Est-ce facile pour vous de tourner nue?
C’est ce qui me gênait le plus. Si le public pense que j’ai vraiment participé aux scènes d’amour, cela ne me pose aucun problème. Notre métier d’acteur consiste à faire croire. Par contre, me déshabiller… Le technicien qui confectionne depuis des années de faux sexes pour Lars m’a décontractée en me faisant visiter son laboratoire. Il y avait des dizaines de pénis et de vagins sur ses étagères! Le jour où on m’a posé une prothèse dès 8 heures du matin, j’ai immédiatement dédramatisé. En fait, c’était plutôt marrant de découvrir les coulisses. Je me rappelle de la séquence avec les deux Africains, dotés d’attributs impressionnants. [Rires.] J’ai joué avec une culotte puis une actrice porno m’a remplacée.

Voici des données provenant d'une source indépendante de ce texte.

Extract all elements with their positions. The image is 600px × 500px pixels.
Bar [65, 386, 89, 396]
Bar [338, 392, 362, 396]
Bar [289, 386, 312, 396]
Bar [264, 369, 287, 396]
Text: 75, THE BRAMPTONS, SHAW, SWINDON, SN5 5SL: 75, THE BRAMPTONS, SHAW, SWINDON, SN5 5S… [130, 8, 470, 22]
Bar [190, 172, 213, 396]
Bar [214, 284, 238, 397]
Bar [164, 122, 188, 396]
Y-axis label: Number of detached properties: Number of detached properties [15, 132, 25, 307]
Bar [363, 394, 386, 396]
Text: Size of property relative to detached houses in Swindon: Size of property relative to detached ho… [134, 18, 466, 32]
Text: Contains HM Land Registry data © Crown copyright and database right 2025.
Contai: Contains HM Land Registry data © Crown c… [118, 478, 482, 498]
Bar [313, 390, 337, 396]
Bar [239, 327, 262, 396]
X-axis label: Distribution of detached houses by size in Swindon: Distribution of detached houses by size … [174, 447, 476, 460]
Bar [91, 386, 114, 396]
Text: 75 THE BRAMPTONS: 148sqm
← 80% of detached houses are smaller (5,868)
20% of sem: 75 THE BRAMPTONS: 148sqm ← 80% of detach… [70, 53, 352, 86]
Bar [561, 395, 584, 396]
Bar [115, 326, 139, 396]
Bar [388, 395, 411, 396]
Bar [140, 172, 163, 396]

Vous n’avez jamais été mal à l’aise?
Lorsque Joe s’essaie au sadomasochisme. J’étais entravée, dans une position humiliante. Je suis prête à aller loin, mais pas avec n’importe qui. J’adore être manipulée par Lars, je suis une pâte à modeler entre ses mains. Il m’a mise en confiance et rassurée pour que je le surprenne.
Pas évident de se voir à l’écran dans un film pareil?
Au début, j’avais très peur. Je me demandais dans quoi je m’étais embarquée. Je me sentais totalement dépassée. D’autant que sur Internet, on ne parlait que du côté sulfureux. J’ai vu son montage de 5 h 30. Mes doutes se sont dissipés.
Des projets?
Plusieurs, à commencer par la nouvelle comédie d’Olivier Nakache et d’Éric Toledano, Samba, avec Omar Sy. Après ça, j’avais besoin de légèreté!